A new study from Stanford economists just confirmed what every anxious new grad already suspects: AI is not replacing all jobs. It is replacing yours.
In the first large-scale analysis of real payroll data since ChatGPT went viral, researchers at Stanford and the NBER found that entry-level workers in AI-exposed jobs have seen a 13% drop in employment since late 2022. The kicker? Everyone else is doing fine.

Erik Brynjolfsson, Bharat Chandar, and Ruyu Chen analyzed millions of payroll records from ADP, the largest payroll processor in the U.S. What they found was clear. Jobs in fields like software engineering and customer service are still growing, but not for people aged 22 to 25.
Older workers in the same jobs? Their employment is up by 6 to 9 percent. The same goes for younger workers in fields less impacted by AI, like healthcare. The drop is laser-focused on junior workers in AI-exposed roles.
It is not because the whole economy is slowing down. In fact, employment overall is still rising. It is just rising for everyone except the youngest workers in jobs that generative AI tools like ChatGPT and Claude are now good at.
“AI is not killing jobs,” the data says. “It is killing entry-level jobs.”

The researchers did not stop at job titles. They used real usage data from Anthropic’s Claude chatbot to figure out whether AI was being used to automate work or augment it. The distinction matters.
If AI is helping humans do their job better, jobs are still growing. But in occupations where AI is being used to replace human tasks, like writing boilerplate code or answering support tickets, the job losses are sharpest. Especially for people who just got hired.
This is not hypothetical. Claude and ChatGPT are already being used to automate tasks that used to go to junior developers or entry-level agents. And now, those tasks and those workers are disappearing.
The study offers one possible reason. AI is good at replacing codified knowledge, the textbook stuff you learn in school. It is bad at replacing tacit knowledge, the practical wisdom you build over time.
Young workers are heavy on the book-learning and light on the on-the-job experience. So when AI comes for tasks like writing a simple Python script or answering a customer FAQ, it is not replacing the senior engineer. It is replacing the new hire.
“The AI does not need to intern,” said one recruiter. “It already knows what you just learned in school.”
Interestingly, wages have not dropped. Compensation across exposed and non-exposed jobs has stayed mostly flat. That is because companies are not slashing salaries. They are simply not hiring in the first place.
This creates a chilling long-term effect. Fewer people get in the door, fewer people build experience, and fewer people move up the ladder.
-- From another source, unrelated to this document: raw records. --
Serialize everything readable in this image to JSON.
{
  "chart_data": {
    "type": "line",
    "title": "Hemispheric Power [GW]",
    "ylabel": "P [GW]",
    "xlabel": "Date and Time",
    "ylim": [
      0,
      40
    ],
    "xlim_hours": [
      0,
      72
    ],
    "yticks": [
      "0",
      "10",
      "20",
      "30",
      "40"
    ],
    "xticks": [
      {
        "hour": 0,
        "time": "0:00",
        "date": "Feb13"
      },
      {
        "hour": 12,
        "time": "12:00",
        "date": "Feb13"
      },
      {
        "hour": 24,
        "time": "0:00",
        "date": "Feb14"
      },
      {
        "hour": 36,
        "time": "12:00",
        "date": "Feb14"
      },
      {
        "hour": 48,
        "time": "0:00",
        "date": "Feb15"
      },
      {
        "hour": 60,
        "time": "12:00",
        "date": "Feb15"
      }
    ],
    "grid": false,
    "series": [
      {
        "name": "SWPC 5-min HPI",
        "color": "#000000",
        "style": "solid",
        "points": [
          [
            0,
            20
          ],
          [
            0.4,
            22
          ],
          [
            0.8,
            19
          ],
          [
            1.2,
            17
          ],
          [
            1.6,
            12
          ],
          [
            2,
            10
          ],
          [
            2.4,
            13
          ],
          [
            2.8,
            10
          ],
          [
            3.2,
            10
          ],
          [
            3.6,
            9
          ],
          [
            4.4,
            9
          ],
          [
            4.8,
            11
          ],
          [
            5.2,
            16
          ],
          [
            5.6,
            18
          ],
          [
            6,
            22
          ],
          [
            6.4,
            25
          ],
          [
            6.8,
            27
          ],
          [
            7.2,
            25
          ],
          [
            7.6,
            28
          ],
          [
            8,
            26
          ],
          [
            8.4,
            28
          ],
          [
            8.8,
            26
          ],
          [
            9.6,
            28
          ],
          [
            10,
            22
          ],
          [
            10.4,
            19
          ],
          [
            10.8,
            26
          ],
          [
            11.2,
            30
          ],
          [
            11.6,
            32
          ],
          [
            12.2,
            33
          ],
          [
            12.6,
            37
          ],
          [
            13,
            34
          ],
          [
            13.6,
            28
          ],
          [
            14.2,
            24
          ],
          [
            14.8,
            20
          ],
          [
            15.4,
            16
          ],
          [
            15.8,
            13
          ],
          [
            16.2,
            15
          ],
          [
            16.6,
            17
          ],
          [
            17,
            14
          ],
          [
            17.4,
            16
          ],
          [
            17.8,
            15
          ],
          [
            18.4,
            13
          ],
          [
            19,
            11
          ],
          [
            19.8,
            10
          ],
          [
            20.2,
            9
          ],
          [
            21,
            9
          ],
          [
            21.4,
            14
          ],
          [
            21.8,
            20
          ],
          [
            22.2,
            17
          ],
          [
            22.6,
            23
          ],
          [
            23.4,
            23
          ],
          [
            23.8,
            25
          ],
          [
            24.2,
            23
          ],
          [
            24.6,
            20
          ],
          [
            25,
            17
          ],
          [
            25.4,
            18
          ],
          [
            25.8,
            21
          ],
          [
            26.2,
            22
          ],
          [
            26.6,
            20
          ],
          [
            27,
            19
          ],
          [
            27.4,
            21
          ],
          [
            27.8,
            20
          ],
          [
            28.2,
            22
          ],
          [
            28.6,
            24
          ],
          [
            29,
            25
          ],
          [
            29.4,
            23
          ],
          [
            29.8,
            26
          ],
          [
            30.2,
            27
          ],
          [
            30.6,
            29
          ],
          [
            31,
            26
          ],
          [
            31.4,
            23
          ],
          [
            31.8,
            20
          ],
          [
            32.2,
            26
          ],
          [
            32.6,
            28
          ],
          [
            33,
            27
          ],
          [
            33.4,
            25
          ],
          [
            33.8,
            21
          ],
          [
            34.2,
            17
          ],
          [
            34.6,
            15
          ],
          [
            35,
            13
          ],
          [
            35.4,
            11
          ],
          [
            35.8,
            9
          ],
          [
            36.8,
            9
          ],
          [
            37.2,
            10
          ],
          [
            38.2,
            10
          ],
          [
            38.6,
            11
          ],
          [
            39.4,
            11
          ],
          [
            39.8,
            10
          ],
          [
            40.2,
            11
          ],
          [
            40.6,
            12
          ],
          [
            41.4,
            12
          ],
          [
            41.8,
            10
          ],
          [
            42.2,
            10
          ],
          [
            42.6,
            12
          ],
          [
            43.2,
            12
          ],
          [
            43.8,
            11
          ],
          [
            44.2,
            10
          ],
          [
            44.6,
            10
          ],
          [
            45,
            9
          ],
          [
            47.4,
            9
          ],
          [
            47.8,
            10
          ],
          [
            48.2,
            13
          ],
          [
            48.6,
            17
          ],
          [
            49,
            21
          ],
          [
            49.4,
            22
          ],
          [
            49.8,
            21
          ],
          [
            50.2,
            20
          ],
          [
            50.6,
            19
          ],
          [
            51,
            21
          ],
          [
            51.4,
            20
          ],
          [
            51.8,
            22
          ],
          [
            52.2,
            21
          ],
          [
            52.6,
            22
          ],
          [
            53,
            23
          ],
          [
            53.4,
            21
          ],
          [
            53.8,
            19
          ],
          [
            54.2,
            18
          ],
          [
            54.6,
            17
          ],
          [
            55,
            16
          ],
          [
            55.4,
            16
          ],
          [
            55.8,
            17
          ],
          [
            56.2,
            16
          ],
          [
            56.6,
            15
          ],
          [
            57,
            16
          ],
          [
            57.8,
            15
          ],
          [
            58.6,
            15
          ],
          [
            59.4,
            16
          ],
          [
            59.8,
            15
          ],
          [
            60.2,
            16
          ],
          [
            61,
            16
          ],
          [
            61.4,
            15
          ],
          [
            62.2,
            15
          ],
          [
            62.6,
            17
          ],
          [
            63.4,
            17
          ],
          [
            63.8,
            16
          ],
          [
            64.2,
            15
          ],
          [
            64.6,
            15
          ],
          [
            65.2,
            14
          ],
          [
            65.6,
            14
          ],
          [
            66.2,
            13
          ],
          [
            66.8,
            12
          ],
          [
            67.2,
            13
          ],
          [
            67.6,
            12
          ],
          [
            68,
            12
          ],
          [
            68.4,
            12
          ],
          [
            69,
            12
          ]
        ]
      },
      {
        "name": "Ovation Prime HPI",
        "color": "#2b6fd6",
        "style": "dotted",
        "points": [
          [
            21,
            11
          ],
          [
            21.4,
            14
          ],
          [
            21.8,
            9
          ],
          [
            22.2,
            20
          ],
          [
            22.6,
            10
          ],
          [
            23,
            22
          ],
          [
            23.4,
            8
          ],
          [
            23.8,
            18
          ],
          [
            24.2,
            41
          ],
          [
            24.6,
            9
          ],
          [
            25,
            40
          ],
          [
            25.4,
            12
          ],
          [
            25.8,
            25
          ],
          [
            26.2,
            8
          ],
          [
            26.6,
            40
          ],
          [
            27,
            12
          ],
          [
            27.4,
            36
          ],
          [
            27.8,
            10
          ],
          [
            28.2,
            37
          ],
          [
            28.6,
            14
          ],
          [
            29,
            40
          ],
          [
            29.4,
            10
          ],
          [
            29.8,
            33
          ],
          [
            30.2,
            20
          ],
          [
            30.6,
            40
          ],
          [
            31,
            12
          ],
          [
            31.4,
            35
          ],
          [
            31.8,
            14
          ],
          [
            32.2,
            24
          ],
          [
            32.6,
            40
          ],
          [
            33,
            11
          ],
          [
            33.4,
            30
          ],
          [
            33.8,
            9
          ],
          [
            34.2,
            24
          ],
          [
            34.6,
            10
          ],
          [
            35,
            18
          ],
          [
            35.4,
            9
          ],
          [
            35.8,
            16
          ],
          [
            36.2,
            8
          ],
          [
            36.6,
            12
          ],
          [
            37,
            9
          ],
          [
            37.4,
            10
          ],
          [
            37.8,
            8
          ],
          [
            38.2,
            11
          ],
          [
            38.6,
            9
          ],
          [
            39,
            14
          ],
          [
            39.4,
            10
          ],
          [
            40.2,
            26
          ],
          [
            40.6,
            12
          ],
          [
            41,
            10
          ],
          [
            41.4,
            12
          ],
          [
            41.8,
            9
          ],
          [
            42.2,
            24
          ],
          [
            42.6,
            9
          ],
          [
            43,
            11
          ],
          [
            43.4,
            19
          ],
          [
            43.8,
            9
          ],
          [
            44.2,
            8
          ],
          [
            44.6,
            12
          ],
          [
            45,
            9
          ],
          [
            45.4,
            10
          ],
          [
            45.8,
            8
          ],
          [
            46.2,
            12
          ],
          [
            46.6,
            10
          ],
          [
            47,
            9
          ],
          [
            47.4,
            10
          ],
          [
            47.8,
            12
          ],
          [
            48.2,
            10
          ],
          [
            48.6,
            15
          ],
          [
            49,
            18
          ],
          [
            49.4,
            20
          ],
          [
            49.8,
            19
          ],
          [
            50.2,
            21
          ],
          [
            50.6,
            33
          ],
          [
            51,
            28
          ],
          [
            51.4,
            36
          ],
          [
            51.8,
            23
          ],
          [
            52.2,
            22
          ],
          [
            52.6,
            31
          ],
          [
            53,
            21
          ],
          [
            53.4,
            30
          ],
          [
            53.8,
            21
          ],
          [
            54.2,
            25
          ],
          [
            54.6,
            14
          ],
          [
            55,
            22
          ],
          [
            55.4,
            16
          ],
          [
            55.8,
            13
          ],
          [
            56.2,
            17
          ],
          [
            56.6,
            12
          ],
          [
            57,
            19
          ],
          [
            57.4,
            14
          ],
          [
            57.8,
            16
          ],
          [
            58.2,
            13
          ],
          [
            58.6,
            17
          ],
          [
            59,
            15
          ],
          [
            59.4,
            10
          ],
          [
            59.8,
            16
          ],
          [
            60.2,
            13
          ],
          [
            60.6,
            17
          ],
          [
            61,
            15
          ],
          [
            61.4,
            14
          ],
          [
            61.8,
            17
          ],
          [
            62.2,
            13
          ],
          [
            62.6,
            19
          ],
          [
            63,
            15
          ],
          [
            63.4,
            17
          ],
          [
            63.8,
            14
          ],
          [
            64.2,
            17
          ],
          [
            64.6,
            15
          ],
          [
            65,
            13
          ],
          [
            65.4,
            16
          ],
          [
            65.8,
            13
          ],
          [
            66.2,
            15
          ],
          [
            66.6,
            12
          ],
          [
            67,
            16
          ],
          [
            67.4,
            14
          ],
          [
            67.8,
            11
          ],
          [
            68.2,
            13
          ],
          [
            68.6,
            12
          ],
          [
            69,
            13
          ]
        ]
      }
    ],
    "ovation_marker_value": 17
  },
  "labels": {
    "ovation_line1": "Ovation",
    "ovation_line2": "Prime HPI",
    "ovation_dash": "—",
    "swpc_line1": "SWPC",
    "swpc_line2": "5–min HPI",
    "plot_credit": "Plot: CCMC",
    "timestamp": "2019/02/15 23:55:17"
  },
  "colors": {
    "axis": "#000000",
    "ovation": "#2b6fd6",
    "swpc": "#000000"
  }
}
For one, the video above explains how the increasing adoption of AI is transforming the market for entry-level tech jobs. New grads and career switchers are increasingly finding it more difficult to break into tech and grow professionally as they are required to already have sophisticated AI skills, such as leveraging tools like ChatGPT.
But if you are wondering whether it is just a tech industry thing, it is not. The study excluded tech firms and remote-first jobs just to be safe. The same trend held. It is not about layoffs. It is about a fundamental change in who gets hired.
If this trend continues, we could be looking at a world where companies are staffed by a shrinking pool of experienced workers and armies of AI agents. But no juniors. No pipeline. No training ground for future leaders.
It is the corporate equivalent of skipping leg day. Sure, you can bench more now, but you are not building long-term strength.
Some tech leaders, like AWS CEO Matt Garman, have already pushed back on this logic. In a recent interview, Garman called replacing junior workers with AI “the dumbest thing I have ever heard,” arguing that companies need to invest in young talent, not outsource their future to chatbots.
But for now, the numbers do not lie. The AI revolution may be making older workers more productive. But for the class of 2024, it is already taking their jobs.